Aiden was already sitting at the table, so I helped Finn carry in a lasagna and garlic bread, then took my place at the head of the table. It was too empty without our girl, just like it had been the past two years. A lump formed in my stomach, but I forced myself to eat anyway.
"After we eat, we're all going to go to sleep and start new in the morning," Finn said.
"I'm not leaving her alone in there," I said blearily. I hadn't slept in days.
"You are. No arguments."
"Who died and made you boss?" Aiden grumped at Finn.
Finn looked at us. "We fucked up and we need to make it up to her. We can't actually make up two fucking years of abuse though, so we go into this knowing that she will never forgive us, but that we need to make amends."
"How?" Aiden bit savagely into his garlic bread. "What will make a difference to her now? She's been broken and hurt by other alphas, by us."
"First, we stop judging Geo. He's obviously what she wants right now and that means no dirty looks, no comments. Just make his life really, really easy."
I nodded. I'd heard all the work he was putting in. Even the soft pillow talk that I couldn't actually understand, filtered through. He was definitely good at this, job or not.
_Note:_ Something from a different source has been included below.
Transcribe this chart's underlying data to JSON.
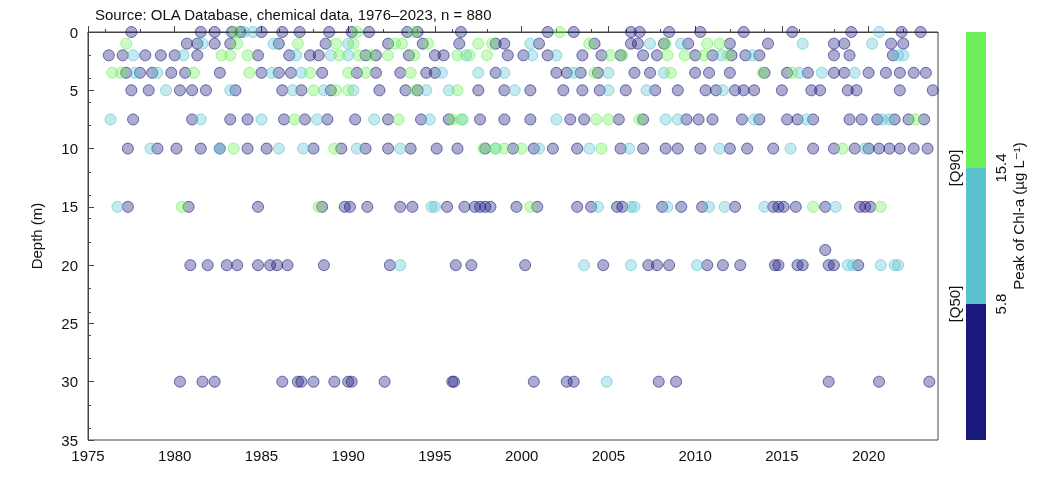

"I made a list of things we can do," Finn said. He pulled a crumpled sheet of paper out of his pocket. "We're going to pick some of the ideas and make them happen."
He smoothed the paper out on the table and started reading off all the things he'd written there.
I had to admit, the man had some good ideas. He'd obviously spent a lot of time thinking about this and I knew we had to at least try this. If we didn't, we'd end up losing Liora completely. And if we did, maybe, just maybe, she'd let us stay in her life, even as friends.
"Let's do this," I said, leaning forward. And we started to plan.